Le timing interpelle. Alors que la France suffoque sous une nouvelle vague de chaleur, le gouvernement met fin à des programmes de recherche consacrés à l'adaptation des logements et des territoires au changement climatique, rapporte Le Monde.

Comprendre comment adapter la ville à la chaleur

Ces programmes visaient précisément ce dont la France a de plus en plus besoin : savoir comment construire et rénover des bâtiments qui restent vivables l'été, comment rafraîchir les villes minérales transformées en fournaises, comment préparer les territoires à des étés durablement plus chauds.

Un travail de fond, technique et de long terme, indispensable pour anticiper : quels matériaux, quelles formes urbaines, quelle place pour la végétation et l'eau, comment protéger les habitants les plus vulnérables. Autant de questions qui ne trouvent de réponses qu'à force de recherches menées dans la durée.

L'incompréhension du secteur

C'est justement cette continuité qui inquiète. La recherche a besoin d'équipes stables et de financements pérennes pour produire des résultats exploitables. En interrompant ces programmes, l'État prend le risque de casser une dynamique, de disperser des compétences et de perdre du temps, à un moment où l'urgence, elle, ne faiblit pas.
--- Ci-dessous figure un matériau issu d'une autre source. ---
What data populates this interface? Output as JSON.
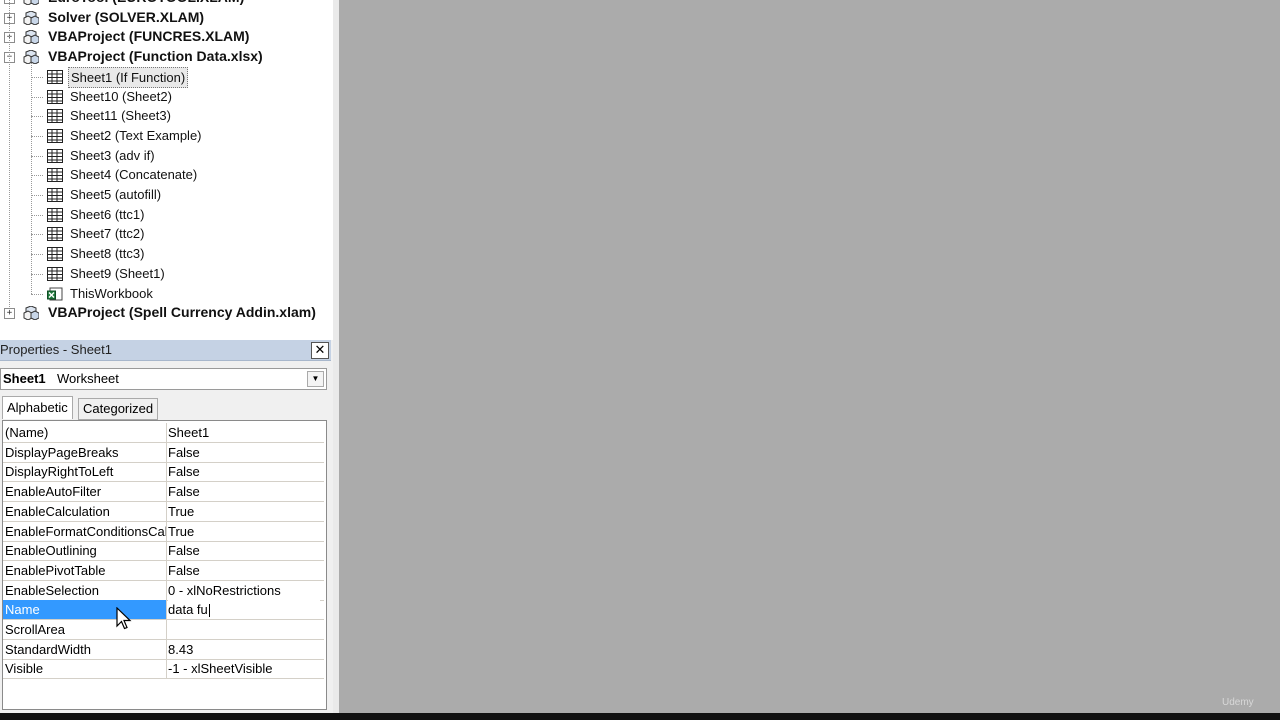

Chercheurs et professionnels de la ville et du bâtiment dénoncent un signal contradictoire : d'un côté, les pouvoirs publics multiplient les plans « canicule » et rappellent la nécessité d'adapter le pays ; de l'autre, ils coupent dans les moyens destinés à préparer cette adaptation.

Le poids des économies budgétaires

Cette décision s'inscrit dans un contexte plus large de recherche d'économies par l'État, qui touche de nombreux pans de l'action publique, dont la transition écologique. Face à la contrainte budgétaire, les crédits de recherche, dont les bénéfices ne se mesurent qu'à long terme, apparaissent souvent comme une variable d'ajustement.

Le calcul est pourtant contesté. Les épisodes climatiques extrêmes, canicules, sécheresses, inondations, ont un coût économique et humain considérable. Faute d'anticiper et d'adapter le bâti et les villes, ce coût risque, à terme, de peser bien plus lourd que les sommes aujourd'hui économisées sur la recherche.

Alors que les étés brûlants deviennent la norme, la question de savoir comment vivre, se loger et travailler dans une France plus chaude reste, elle, entière. Et plus que jamais d'actualité.